A recent invention intrigued Meriweather Lewis, and he had to buy one for the expedition. Using compressed air, this new rifle didn’t take a normal charge of gunpowder to fire a bullet. It seemed like a good idea, but was a little tricky to make it work properly; thus most men on the expedition carried a regular rifle or musket. The air rifle was used mostly to impress the natives, and not for hunting or defense.

Unfortunately, before the expedition officially departed Missouri, Lewis was demonstrating his weapon to a crowd of onlookers when the gun misfired and accidentally wounded a woman in the crowd.

Dr. Benjamin Rush

Dr. Benjamin Rush

Dr. Rush’s Pills

Though skilled in frontier “first aid” and herbal medicine, Lewis took a crash course on 19th Century medicine so he could be the “doctor” on the expedition. (The men probably wished he had skipped the formal instruction). Dr. Benjamin Rush of Philadelphia helped Lewis improve his knowledge of bleeding, blistering, and purging which were the standard practices of the medical profession at the time.

Dr. Rush had invented a really awful concoction of drugs and prepared it as pills. They were supposed to be a sort of “cure-all” for any ailment. The pills were effective, basically emptying the digestive system and supposedly purging all illness from the body. Lewis took a large bottle of this pills in his medicine chest and prescribed them for various illnesses. (I’m still wondering if he ever took one or just prescribed.)

Peace Medals 

The Casts for the Jefferson Peace Medals

The Casts for the Jefferson Peace Medals

It wasn’t really an invention, but it was brand-new item. President Jefferson had peace medals crafted and instructed Lewis and Clark to give them to the native chiefs as a gift from the “American chief.” The medals were supposed to be a symbol of goodwill and alliance.

When meeting native tribes, Lewis and Clark usually had the soldiers perform a dress parade and fire their guns. Then the commanders would make speeches about the power of the United States and the president’s desire for friendship and peace.
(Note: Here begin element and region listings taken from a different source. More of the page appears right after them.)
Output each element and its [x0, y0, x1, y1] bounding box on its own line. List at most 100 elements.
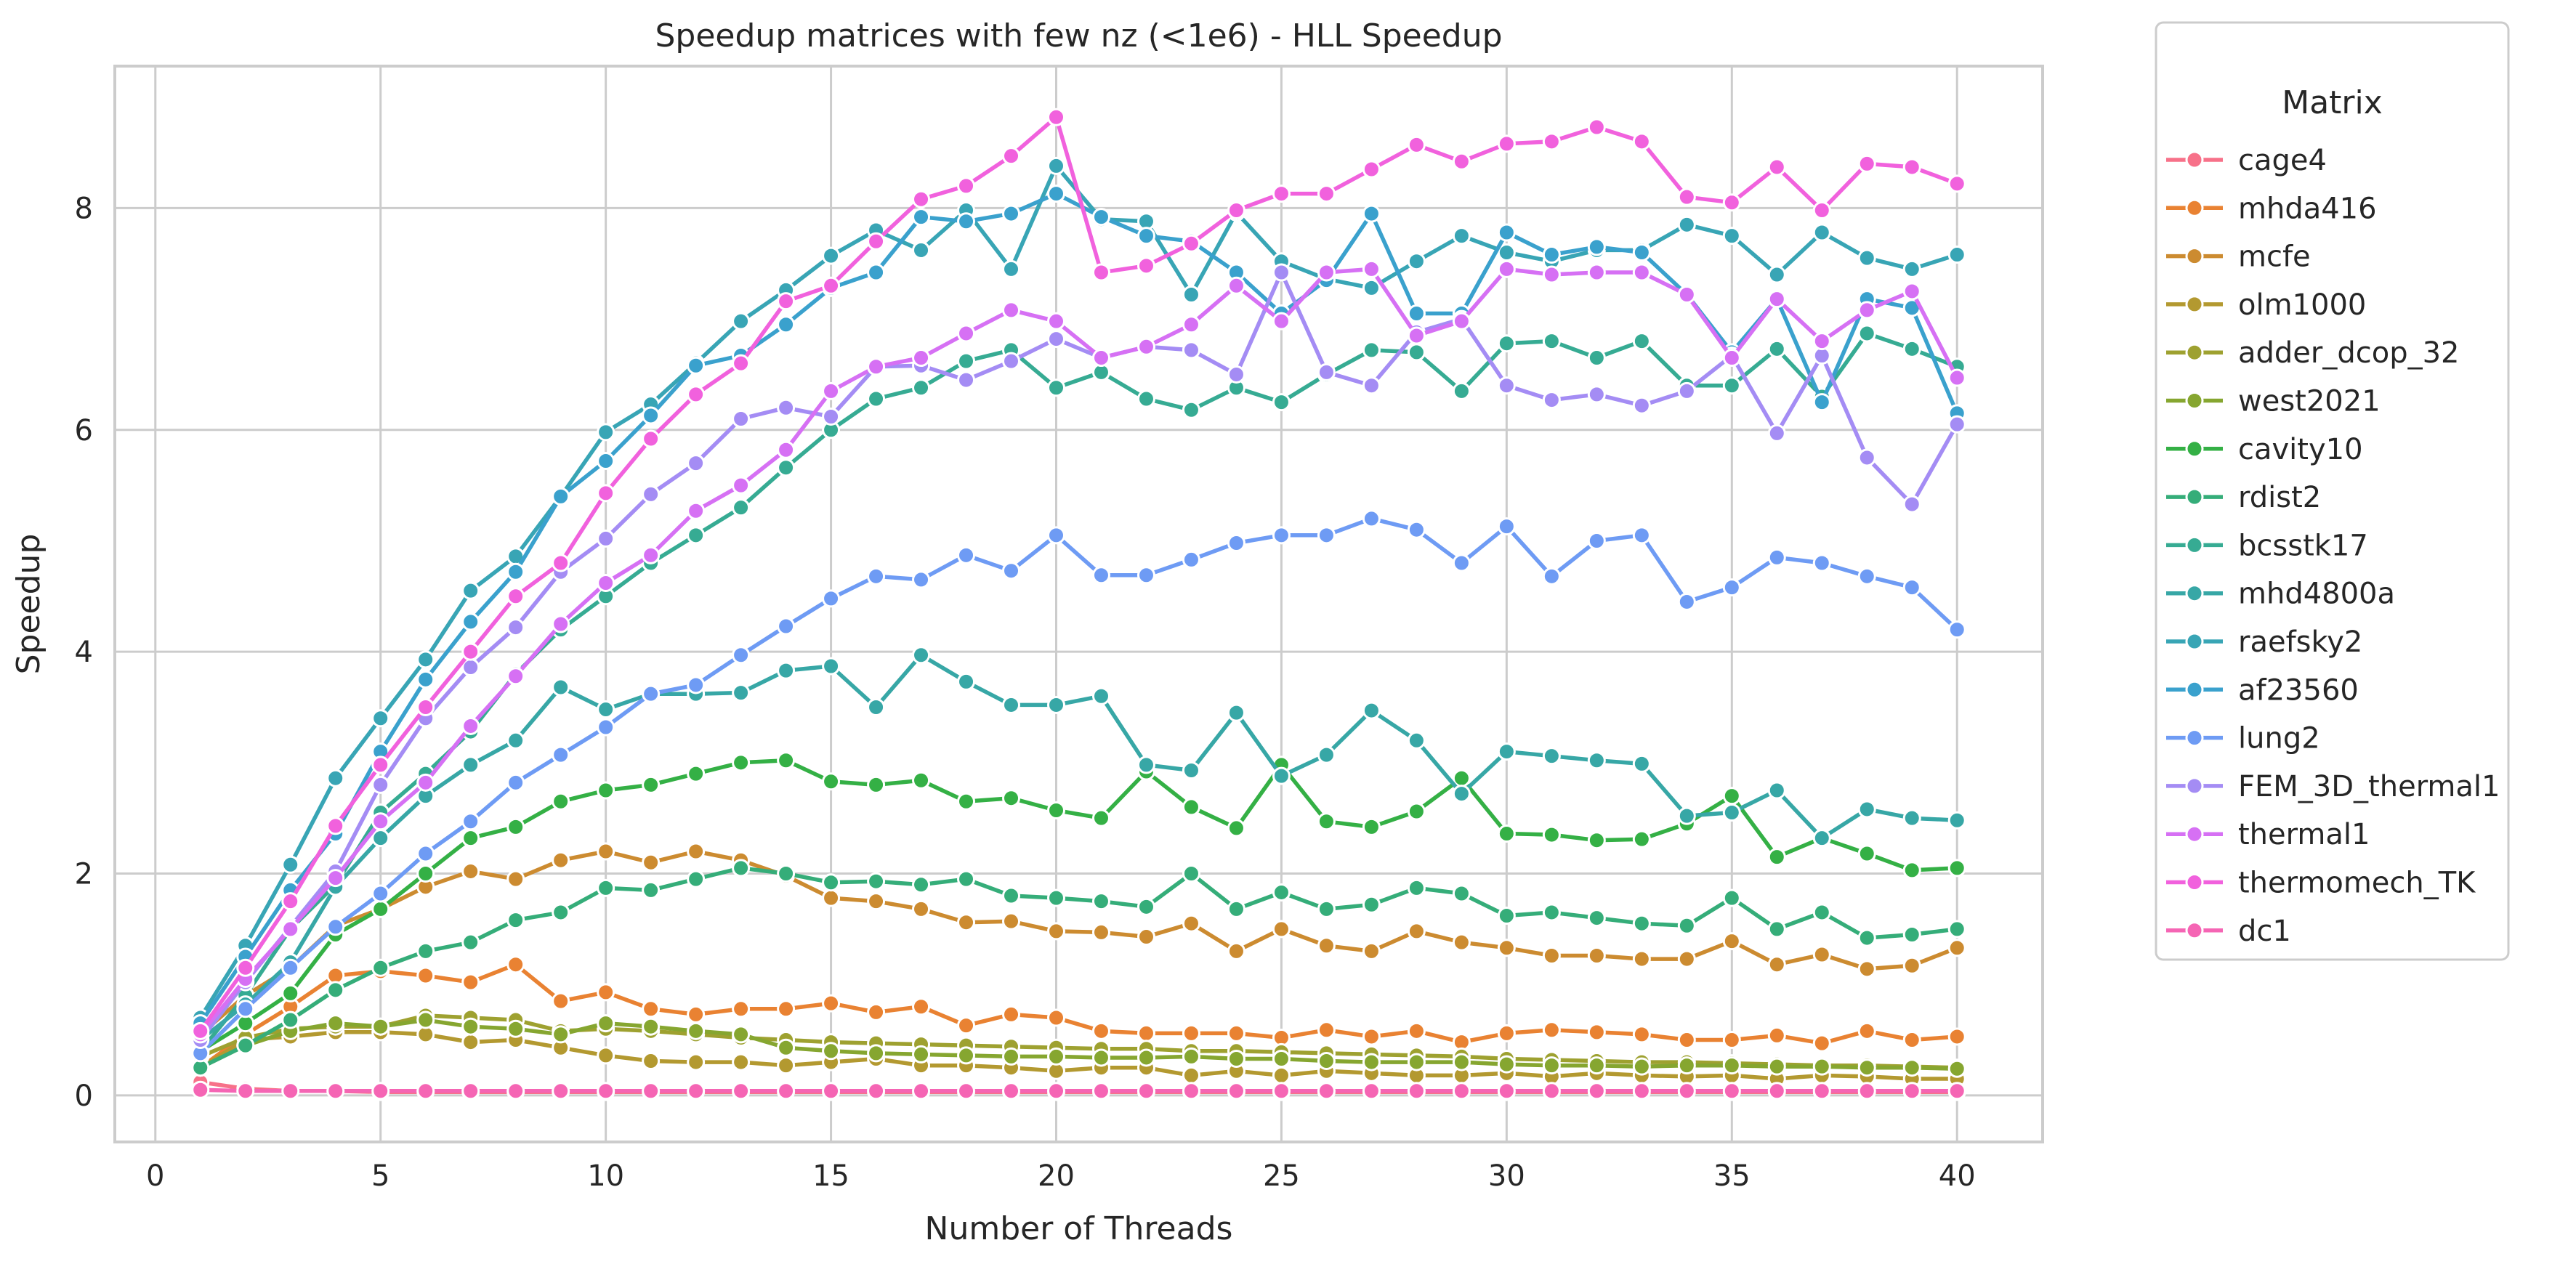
data-point: [1002, 1047, 1021, 1066]
legend-label: af23560: [2238, 673, 2359, 707]
data-point: [912, 349, 931, 368]
data-point: [822, 381, 841, 400]
series-lung2: [191, 509, 1966, 1063]
data-point: [1632, 1057, 1651, 1076]
data-point: [1812, 393, 1831, 412]
legend-label: FEM_3D_thermal1: [2238, 770, 2500, 803]
legend-item: FEM_3D_thermal1: [2166, 770, 2500, 803]
data-point: [732, 498, 751, 517]
data-point: [1407, 520, 1426, 539]
data-point: [867, 263, 886, 282]
plot-area-frame: [113, 65, 2044, 1143]
data-point: [1182, 400, 1200, 419]
data-point: [1182, 914, 1200, 933]
data-point: [1002, 147, 1021, 166]
x-axis-tick-labels: 0 5 10 15 20 25 30 35 40: [146, 1159, 1976, 1193]
data-point: [1182, 864, 1200, 883]
data-point: [1722, 578, 1741, 597]
data-point: [687, 501, 706, 520]
data-point: [1497, 1055, 1516, 1074]
data-point: [1542, 332, 1561, 351]
data-point: [1047, 1082, 1066, 1101]
data-point: [867, 1044, 886, 1063]
data-point: [1272, 920, 1291, 939]
data-point: [1542, 391, 1561, 410]
data-point: [1857, 154, 1876, 173]
data-point: [1317, 812, 1336, 831]
data-point: [1407, 252, 1426, 271]
series-line: [198, 191, 1959, 1025]
data-point: [1677, 806, 1696, 825]
data-point: [1767, 1026, 1786, 1045]
chart-title: Speedup matrices with few nz (<1e6) - HL…: [655, 17, 1502, 54]
data-point: [1947, 1059, 1966, 1078]
data-point: [1227, 941, 1245, 960]
data-point: [461, 612, 480, 631]
data-point: [1632, 243, 1651, 262]
data-point: [1722, 787, 1741, 806]
y-tick-label: 6: [75, 414, 93, 447]
data-point: [416, 864, 435, 883]
data-point: [687, 1053, 706, 1072]
data-point: [461, 812, 480, 831]
data-point: [1091, 349, 1110, 368]
data-point: [957, 370, 976, 389]
data-point: [732, 1053, 751, 1072]
data-point: [1002, 204, 1021, 223]
data-point: [1136, 227, 1155, 246]
data-point: [1542, 246, 1561, 264]
data-point: [1497, 907, 1516, 925]
data-point: [957, 177, 976, 195]
data-point: [1227, 365, 1245, 384]
data-point: [1767, 1057, 1786, 1076]
data-point: [1002, 1005, 1021, 1024]
legend-item: west2021: [2166, 385, 2381, 418]
data-point: [1407, 1053, 1426, 1072]
series-west2021: [191, 1010, 1966, 1078]
data-point: [1002, 886, 1021, 905]
series-cavity10: [191, 751, 1966, 1061]
series-line: [198, 267, 1959, 1036]
data-point: [1812, 1057, 1831, 1076]
data-point: [506, 911, 525, 930]
data-point: [867, 775, 886, 794]
data-point: [597, 452, 615, 471]
data-point: [1632, 754, 1651, 773]
data-point: [1227, 200, 1245, 219]
data-point: [1632, 949, 1651, 968]
data-point: [1902, 809, 1921, 827]
data-point: [506, 562, 525, 581]
data-point: [1091, 686, 1110, 705]
legend-item: bcsstk17: [2166, 529, 2368, 562]
data-point: [1362, 941, 1381, 960]
data-point: [1362, 259, 1381, 278]
data-point: [506, 955, 525, 974]
data-point: [732, 312, 751, 331]
data-point: [1452, 1053, 1471, 1072]
data-point: [1632, 526, 1651, 545]
data-point: [1002, 301, 1021, 320]
data-point: [1677, 215, 1696, 234]
data-point: [1182, 1047, 1200, 1066]
data-point: [506, 667, 525, 686]
data-point: [1136, 566, 1155, 585]
data-point: [1452, 227, 1471, 246]
series-line: [199, 866, 1958, 1070]
data-point: [912, 570, 931, 589]
x-tick-label: 30: [1488, 1159, 1525, 1193]
data-point: [552, 554, 570, 572]
data-point: [687, 454, 706, 473]
data-point: [687, 842, 706, 861]
legend-label: cavity10: [2238, 433, 2363, 466]
x-axis-title: Number of Threads: [925, 1210, 1233, 1247]
data-point: [1047, 185, 1066, 203]
data-point: [326, 1082, 345, 1101]
data-point: [281, 892, 300, 911]
legend-item: dc1: [2166, 915, 2291, 948]
data-point: [732, 410, 751, 429]
data-point: [1136, 1048, 1155, 1067]
data-point: [461, 642, 480, 661]
data-point: [1182, 1066, 1200, 1085]
data-point: [1407, 878, 1426, 897]
legend-frame: [2155, 21, 2510, 961]
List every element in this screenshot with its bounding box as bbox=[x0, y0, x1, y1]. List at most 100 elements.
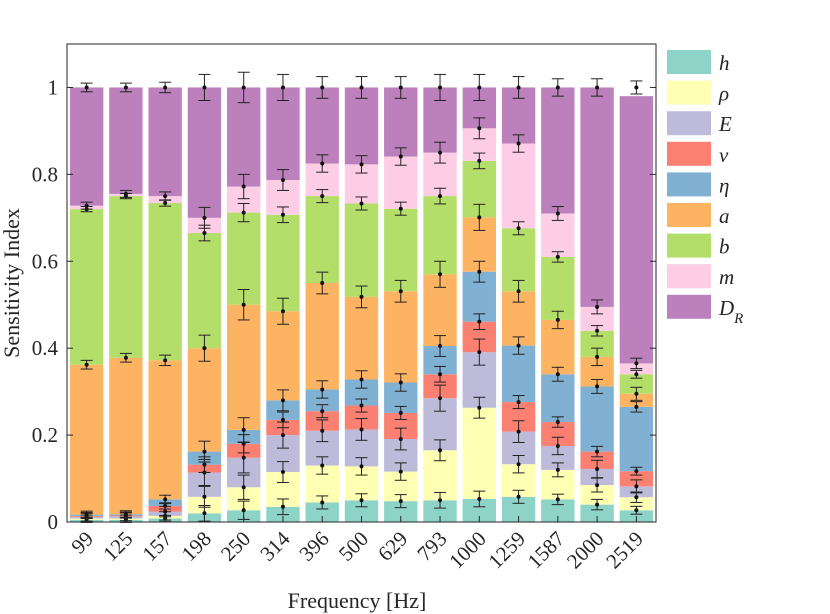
error-bar-99-m bbox=[80, 201, 93, 210]
error-bar-250-D_R bbox=[237, 71, 250, 104]
error-bar-2519-ρ bbox=[630, 491, 643, 503]
error-bar-2000-ν bbox=[591, 445, 604, 458]
error-bar-2519-η bbox=[630, 401, 643, 413]
error-bar-2000-b bbox=[591, 325, 604, 337]
bar-segment-η-2519 bbox=[619, 406, 654, 472]
error-bar-500-m bbox=[355, 155, 368, 174]
error-bar-500-ρ bbox=[355, 457, 368, 476]
error-bar-793-a bbox=[434, 260, 447, 288]
error-bar-198-D_R bbox=[198, 73, 211, 101]
error-bar-793-ν bbox=[434, 365, 447, 383]
error-bar-396-D_R bbox=[316, 76, 329, 99]
error-bar-1587-D_R bbox=[551, 78, 564, 97]
bar-segment-b-198 bbox=[187, 233, 222, 349]
y-axis: 0 0.2 0.4 0.6 0.8 1 bbox=[32, 75, 656, 534]
bar-segment-b-125 bbox=[109, 196, 143, 358]
bar-segment-D_R-314 bbox=[266, 87, 300, 181]
bar-segment-m-1259 bbox=[501, 143, 536, 229]
legend-label: η bbox=[719, 173, 729, 197]
error-bar-1259-m bbox=[512, 134, 525, 153]
y-tick-label: 0 bbox=[48, 510, 59, 534]
error-bar-198-η bbox=[198, 440, 211, 463]
bar-segment-b-1587 bbox=[541, 256, 575, 320]
legend-entry-b: b bbox=[667, 233, 730, 259]
y-tick-label: 0.2 bbox=[32, 423, 58, 447]
error-bar-1587-m bbox=[551, 206, 564, 221]
error-bar-314-η bbox=[276, 389, 289, 412]
x-tick-label-125: 125 bbox=[98, 527, 137, 566]
error-bar-1259-ν bbox=[512, 395, 525, 410]
legend-entry-ρ: ρ bbox=[667, 80, 729, 106]
legend-entry-m: m bbox=[667, 264, 734, 289]
error-bar-250-ρ bbox=[237, 474, 250, 500]
error-bar-396-E bbox=[316, 419, 329, 443]
x-tick-label-396: 396 bbox=[294, 527, 333, 566]
bar-segment-h-2000 bbox=[580, 504, 614, 522]
legend-label: DR bbox=[718, 296, 743, 327]
bar-segment-a-198 bbox=[187, 348, 222, 452]
error-bar-396-η bbox=[316, 380, 329, 399]
y-tick-label: 1 bbox=[48, 75, 59, 99]
bar-segment-D_R-198 bbox=[187, 87, 222, 218]
error-bar-1587-ν bbox=[551, 416, 564, 428]
bar-segment-h-1587 bbox=[541, 499, 575, 522]
error-bar-1587-h bbox=[551, 493, 564, 506]
error-bar-157-a bbox=[159, 354, 172, 367]
error-bar-1587-b bbox=[551, 251, 564, 263]
error-bar-1000-ν bbox=[473, 313, 486, 330]
bar-segment-D_R-250 bbox=[227, 87, 261, 187]
legend-label: b bbox=[719, 235, 730, 259]
legend-label: E bbox=[718, 112, 732, 136]
x-tick-label-629: 629 bbox=[373, 527, 412, 566]
error-bar-629-E bbox=[394, 427, 407, 451]
error-bar-793-m bbox=[434, 141, 447, 164]
bar-segment-D_R-500 bbox=[344, 87, 379, 165]
bar-segment-η-1259 bbox=[501, 345, 536, 403]
error-bar-198-a bbox=[198, 334, 211, 362]
legend-swatch bbox=[667, 203, 711, 227]
error-bar-793-b bbox=[434, 187, 447, 205]
bar-segment-b-396 bbox=[305, 196, 339, 283]
error-bar-125-a bbox=[119, 352, 132, 363]
error-bar-500-h bbox=[355, 493, 368, 508]
error-bar-629-h bbox=[394, 494, 407, 509]
error-bar-1000-h bbox=[473, 490, 486, 508]
error-bar-198-m bbox=[198, 206, 211, 229]
legend-label: ν bbox=[719, 143, 729, 167]
error-bar-2519-ν bbox=[630, 466, 643, 476]
bar-segment-b-314 bbox=[266, 214, 300, 312]
x-axis: 99 125 157 198 250 314 396 500 629 79310001259158… bbox=[66, 516, 648, 573]
error-bar-500-b bbox=[355, 196, 368, 211]
error-bar-2000-η bbox=[591, 378, 604, 394]
bar-segment-a-125 bbox=[109, 357, 143, 515]
error-bar-250-b bbox=[237, 202, 250, 223]
error-bar-314-b bbox=[276, 206, 289, 224]
legend-swatch bbox=[667, 172, 711, 197]
bar-segment-b-500 bbox=[344, 203, 379, 297]
error-bar-1000-b bbox=[473, 152, 486, 170]
error-bar-1259-E bbox=[512, 420, 525, 443]
bar-segment-E-1587 bbox=[541, 445, 575, 470]
error-bar-2000-h bbox=[591, 498, 604, 511]
error-bar-793-E bbox=[434, 384, 447, 412]
legend-label: h bbox=[719, 51, 730, 75]
error-bar-629-ρ bbox=[394, 462, 407, 481]
bar-segment-ρ-2000 bbox=[580, 485, 614, 505]
bar-segment-ρ-1000 bbox=[462, 407, 496, 499]
bar-segment-ν-500 bbox=[344, 405, 379, 430]
bar-segment-m-2000 bbox=[580, 306, 614, 331]
legend-entry-E: E bbox=[667, 111, 732, 136]
error-bar-2000-m bbox=[591, 299, 604, 315]
error-bar-314-D_R bbox=[276, 73, 289, 101]
error-bar-793-η bbox=[434, 335, 447, 357]
legend-swatch bbox=[667, 294, 711, 319]
bar-segment-h-629 bbox=[384, 501, 418, 522]
error-bar-1000-η bbox=[473, 260, 486, 283]
x-axis-label: Frequency [Hz] bbox=[288, 588, 427, 613]
bar-segment-ν-1587 bbox=[541, 422, 575, 446]
bar-segment-ρ-2519 bbox=[619, 497, 654, 511]
error-bar-1000-ρ bbox=[473, 396, 486, 419]
error-bar-1000-E bbox=[473, 338, 486, 366]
And then it was time for presents! Peace medals, beads, tobacco, and other items.


Meriweather Lewis was in charge of most of the “packing lists” for the expedition. With a personal interest in science (and mentored by Jefferson), Lewis searched for innovative items which might be useful. Some were successful. Others were cool, but not extremely effective. Some it might have been better to just leave at home. Others were beautiful with symbolic significance.